State Sen. David Williams, R-Burkesville, is aware of the problem. On his very first day as Senate president, in January 2000, he filed Senate Bill 2, which would have prohibited people who contribute to candidates for governor or to political parties from holding state contracts and leases.
The Republican Senate passed the bill easily. But it died in the Democratic House.
Democrats, at the time, had more to lose. Paul Patton, a Democrat, was governor. They couldn't afford to give up that fund-raising advantage.
"It would be damaging to elections and campaign processes we go through in Kentucky," the bill-killer said.
Yes, it certainly would have been. And that was precisely the point.
Unfortunately, with a Republican governor in office now and Republicans seeing the possibility of strengthening their power in the legislature, the interest of Sen. Williams and his party in this kind of legislation waned. In fact, it disappeared.
Clearly, neither political party can claim the high ground on this issue. The high ground seems to fall to the party - or, in Gov. McGreevey's case, the individual - that has nothing left to lose.
But the mutual exploitation of contractors and politicians is a disgrace. Sen. Williams expressed that on his first day in leadership, and Gov. McGreevey confirmed it on one of his last.
The Kentucky Enquirer, Fort Mitchell
Monday's one-day protest by Kentucky teachers over rising health insurance costs brought added attention to this issue, which affects more than 170,000 state employees. It also put the pressure where it belongs - on state lawmakers, whose budget gridlock led to this crisis. The stakes are high for members of the General Assembly, which Gov. Ernie Fletcher has called into special session Oct. 5 to find a solution. They'd better have their thinking caps on, because this will be tough to solve.
Teachers were led to protest after Fletcher cut insurance benefits and raised premiums in the face of rapidly rising health care costs. The decision hit state workers hard. According to the National Conference of State Legislatures, Kentucky already ranked dead last among states in employee health benefits. Fletcher's hands were tied by a Legislature that couldn't agree on a state budget that could have authorized extra spending and identified revenue sources.

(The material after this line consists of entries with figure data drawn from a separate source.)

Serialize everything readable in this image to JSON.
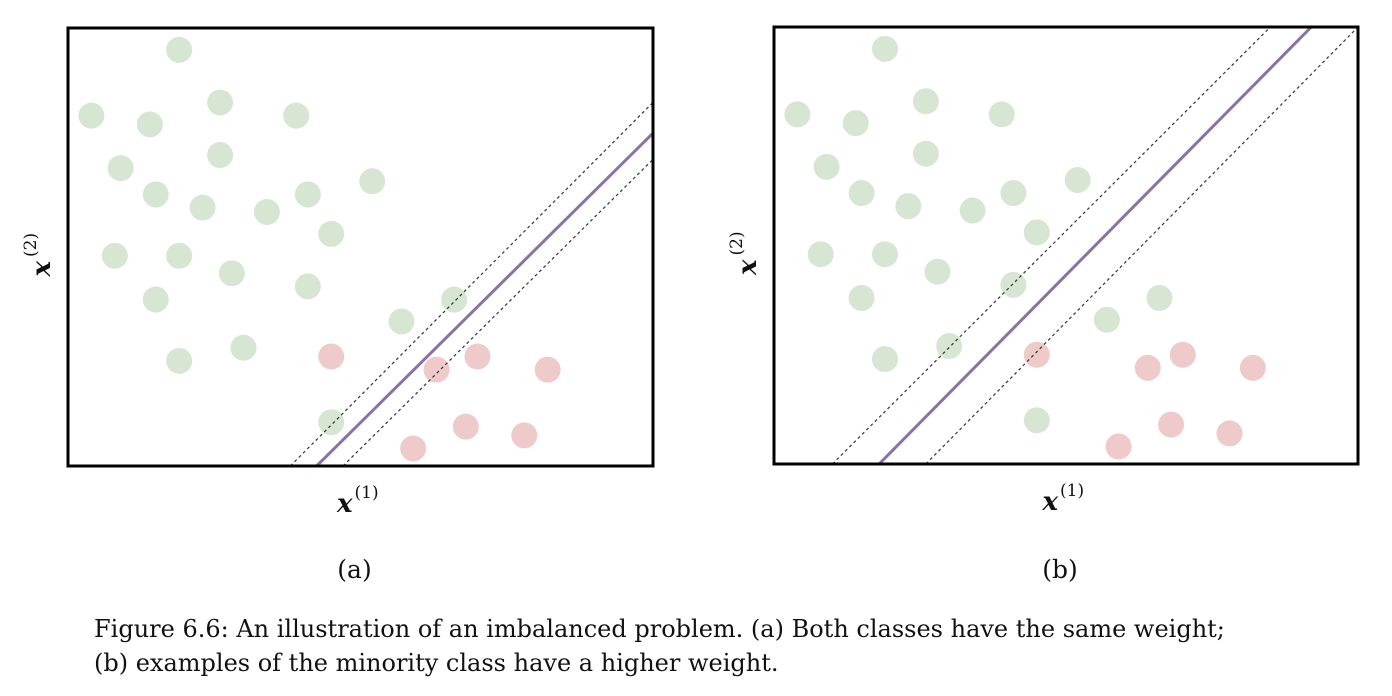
{
  "figure": {
    "caption_line1": "Figure 6.6: An illustration of an imbalanced problem. (a) Both classes have the same weight;",
    "caption_line2": "(b) examples of the minority class have a higher weight."
  },
  "colors": {
    "majority": "#d7e5d3",
    "minority": "#efcaca",
    "boundary": "#8a72a4",
    "margin": "#333333",
    "frame": "#000000"
  },
  "chart_data": [
    {
      "type": "scatter",
      "subplot_label": "(a)",
      "xlabel": "x",
      "xlabel_sup": "(1)",
      "ylabel": "x",
      "ylabel_sup": "(2)",
      "xlim": [
        0,
        100
      ],
      "ylim": [
        0,
        100
      ],
      "grid": false,
      "series": [
        {
          "class": "majority",
          "points": [
            [
              19,
              95
            ],
            [
              4,
              80
            ],
            [
              26,
              83
            ],
            [
              14,
              78
            ],
            [
              39,
              80
            ],
            [
              26,
              71
            ],
            [
              9,
              68
            ],
            [
              15,
              62
            ],
            [
              23,
              59
            ],
            [
              34,
              58
            ],
            [
              41,
              62
            ],
            [
              52,
              65
            ],
            [
              45,
              53
            ],
            [
              8,
              48
            ],
            [
              19,
              48
            ],
            [
              28,
              44
            ],
            [
              41,
              41
            ],
            [
              15,
              38
            ],
            [
              57,
              33
            ],
            [
              66,
              38
            ],
            [
              19,
              24
            ],
            [
              30,
              27
            ],
            [
              45,
              10
            ]
          ]
        },
        {
          "class": "minority",
          "points": [
            [
              45,
              25
            ],
            [
              63,
              22
            ],
            [
              70,
              25
            ],
            [
              82,
              22
            ],
            [
              59,
              4
            ],
            [
              68,
              9
            ],
            [
              78,
              7
            ]
          ]
        }
      ],
      "decision_boundary": [
        [
          42.5,
          0
        ],
        [
          100,
          76
        ]
      ],
      "margin_lines": [
        [
          [
            38,
            0
          ],
          [
            100,
            83
          ]
        ],
        [
          [
            47,
            0
          ],
          [
            100,
            70
          ]
        ]
      ]
    },
    {
      "type": "scatter",
      "subplot_label": "(b)",
      "xlabel": "x",
      "xlabel_sup": "(1)",
      "ylabel": "x",
      "ylabel_sup": "(2)",
      "xlim": [
        0,
        100
      ],
      "ylim": [
        0,
        100
      ],
      "grid": false,
      "series": [
        {
          "class": "majority",
          "points": [
            [
              19,
              95
            ],
            [
              4,
              80
            ],
            [
              26,
              83
            ],
            [
              14,
              78
            ],
            [
              39,
              80
            ],
            [
              26,
              71
            ],
            [
              9,
              68
            ],
            [
              15,
              62
            ],
            [
              23,
              59
            ],
            [
              34,
              58
            ],
            [
              41,
              62
            ],
            [
              52,
              65
            ],
            [
              45,
              53
            ],
            [
              8,
              48
            ],
            [
              19,
              48
            ],
            [
              28,
              44
            ],
            [
              41,
              41
            ],
            [
              15,
              38
            ],
            [
              57,
              33
            ],
            [
              66,
              38
            ],
            [
              19,
              24
            ],
            [
              30,
              27
            ],
            [
              45,
              10
            ]
          ]
        },
        {
          "class": "minority",
          "points": [
            [
              45,
              25
            ],
            [
              64,
              22
            ],
            [
              70,
              25
            ],
            [
              82,
              22
            ],
            [
              59,
              4
            ],
            [
              68,
              9
            ],
            [
              78,
              7
            ]
          ]
        }
      ],
      "decision_boundary": [
        [
          18,
          0
        ],
        [
          92,
          100
        ]
      ],
      "margin_lines": [
        [
          [
            10,
            0
          ],
          [
            85,
            100
          ]
        ],
        [
          [
            26,
            0
          ],
          [
            100,
            100
          ]
        ]
      ]
    }
  ]
}
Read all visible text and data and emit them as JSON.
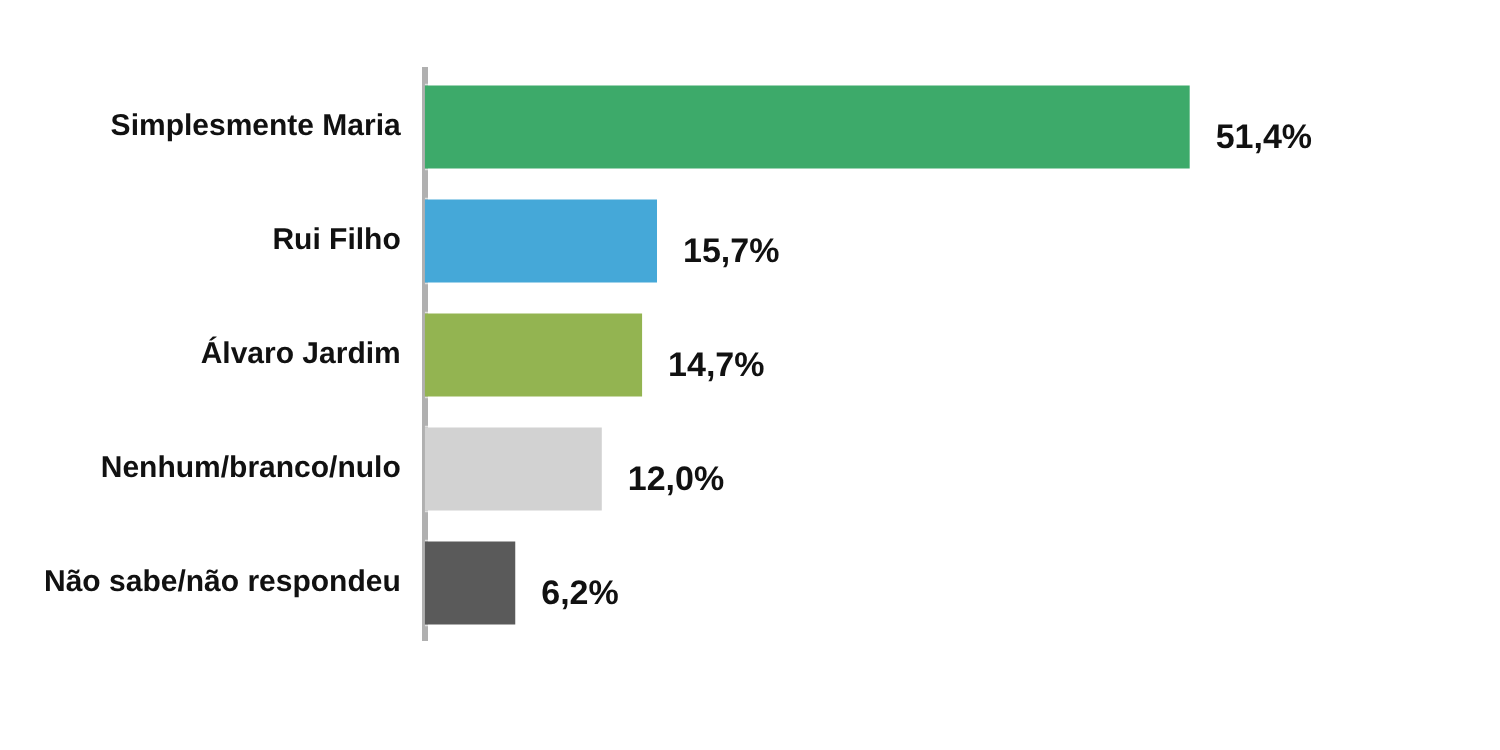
{
  "chart_data": {
    "type": "bar",
    "orientation": "horizontal",
    "categories": [
      "Simplesmente Maria",
      "Rui Filho",
      "Álvaro Jardim",
      "Nenhum/branco/nulo",
      "Não sabe/não respondeu"
    ],
    "values": [
      51.4,
      15.7,
      14.7,
      12.0,
      6.2
    ],
    "colors": [
      "#3daa6a",
      "#45a8d8",
      "#93b451",
      "#d2d2d2",
      "#5a5a5a"
    ],
    "value_labels": [
      "51,4%",
      "15,7%",
      "14,7%",
      "12,0%",
      "6,2%"
    ],
    "grid": false,
    "legend": false,
    "tick_labels": "y"
  }
}
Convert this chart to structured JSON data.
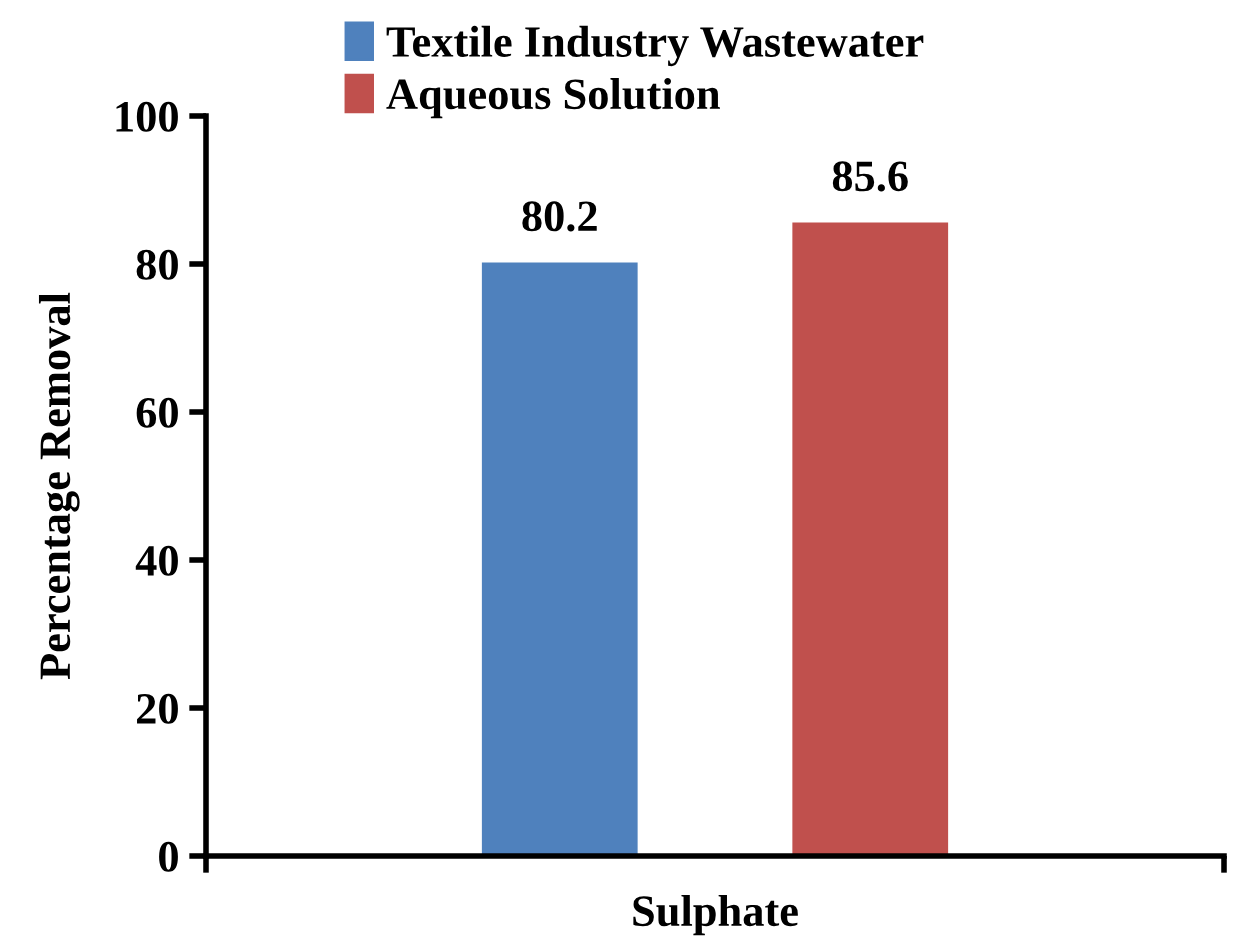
{
  "chart_data": {
    "type": "bar",
    "categories": [
      "Sulphate"
    ],
    "ylabel": "Percentage Removal",
    "series": [
      {
        "name": "Textile Industry Wastewater",
        "color": "#4f81bd",
        "values": [
          80.2
        ]
      },
      {
        "name": "Aqueous Solution",
        "color": "#c0504d",
        "values": [
          85.6
        ]
      }
    ],
    "ylim": [
      0,
      100
    ],
    "yticks": [
      0,
      20,
      40,
      60,
      80,
      100
    ],
    "data_labels": true,
    "legend": "top",
    "grid": false
  }
}
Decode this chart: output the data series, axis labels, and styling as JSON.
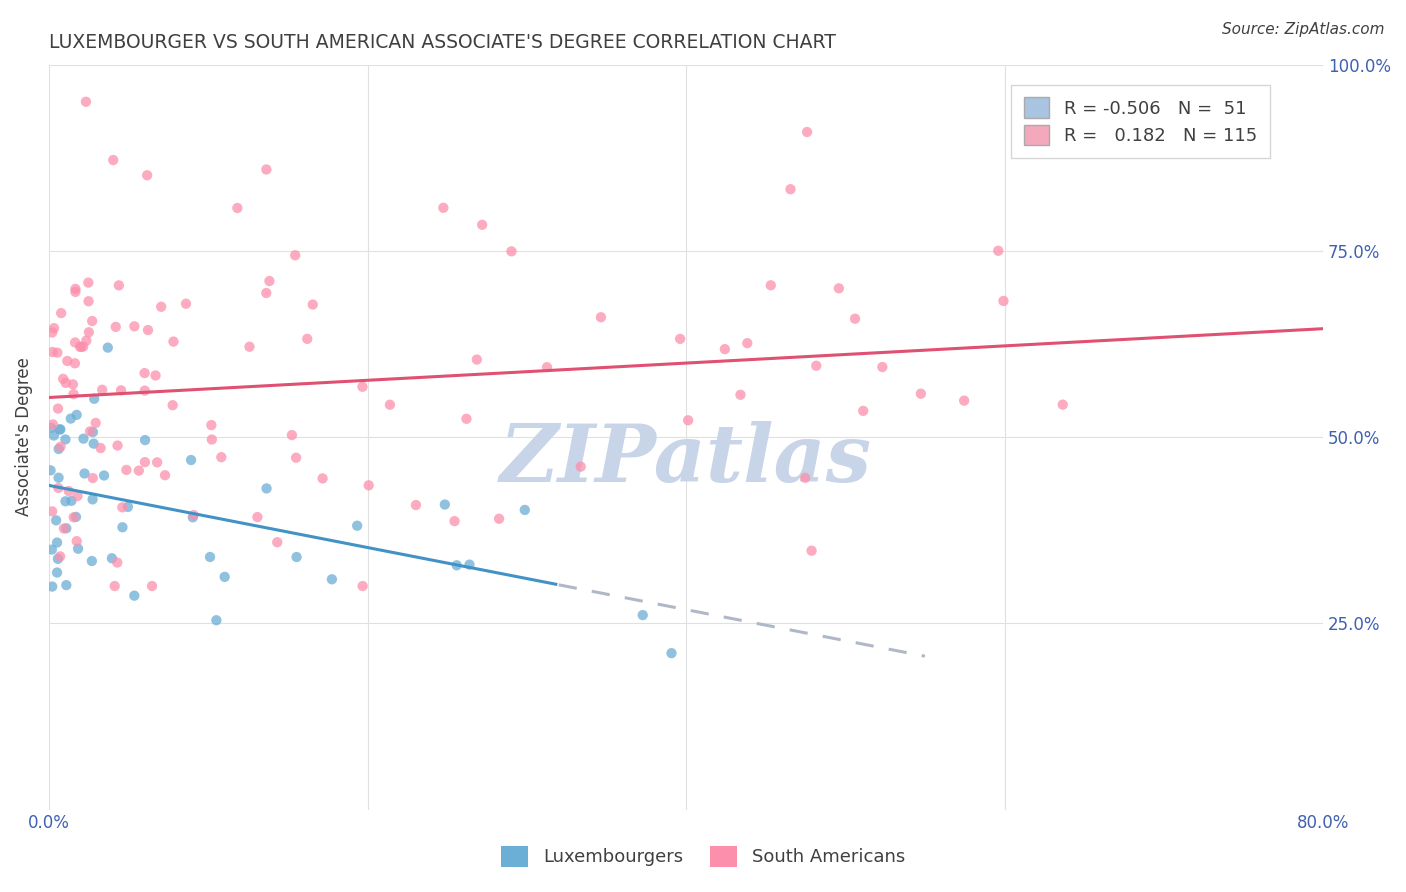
{
  "title": "LUXEMBOURGER VS SOUTH AMERICAN ASSOCIATE'S DEGREE CORRELATION CHART",
  "source": "Source: ZipAtlas.com",
  "ylabel": "Associate's Degree",
  "blue_scatter_color": "#6baed6",
  "pink_scatter_color": "#fc8fab",
  "blue_line_color": "#4292c6",
  "pink_line_color": "#e05070",
  "dashed_line_color": "#b0b8c8",
  "background_color": "#ffffff",
  "watermark_text": "ZIPatlas",
  "watermark_color": "#c8d4e8",
  "grid_color": "#e0e0e0",
  "title_color": "#404040",
  "axis_color": "#4060b0",
  "legend_box_color": "#a8c4e0",
  "legend_pink_color": "#f4a8bc",
  "R1": "-0.506",
  "N1": "51",
  "R2": "0.182",
  "N2": "115"
}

So the special session is crucial, but the Democratic-controlled House, led by Speaker Jody Richards, has been at loggerheads all year with the GOP-run Senate, presided over by David Williams.
Williams says the special session could last two to four weeks. That could bring a possible resolution uncomfortably close to a Oct. 27 strike date set by the 29,000-member Kentucky Education Association teachers union - not to mention the Nov. 2 election, in which all the Kentucky House seats and half the Senate seats will be in play. A legislative meltdown could stoke anti-incumbent sentiment at the polls.
But easing workers' burden may be easier said than done. Critics cite $305 million in new, unexpected state revenue flowing in, but Fletcher already has been forced to commit most of those funds in the absence of a legislative tax/spending plan. Lawmakers would have to find the money elsewhere, but cutting other programs just before an election would take considerable political courage.
Also, administration officials point out the state is already locked into contracts with health care firms. Lawmakers may not be able to change the terms even if they want to.
Some lawmakers say the special session is an ill-timed exercise in blame-shifting by Fletcher. But they, not Fletcher, have the power to enact a compromise tax-budget plan, and they ought to be able to find creative solutions that might placate voters Nov. 2.
Perhaps the most realistic scenario is one Rep. Jim Wayne, D-Louisville, outlined to the Louisville Courier-Journal: offer workers a break on health insurance next year, and appoint a special task force to craft a long-term fix.
At any rate, there's nothing like the prospect of losing
your job to help focus the mind. So focus, lawmakers, focus.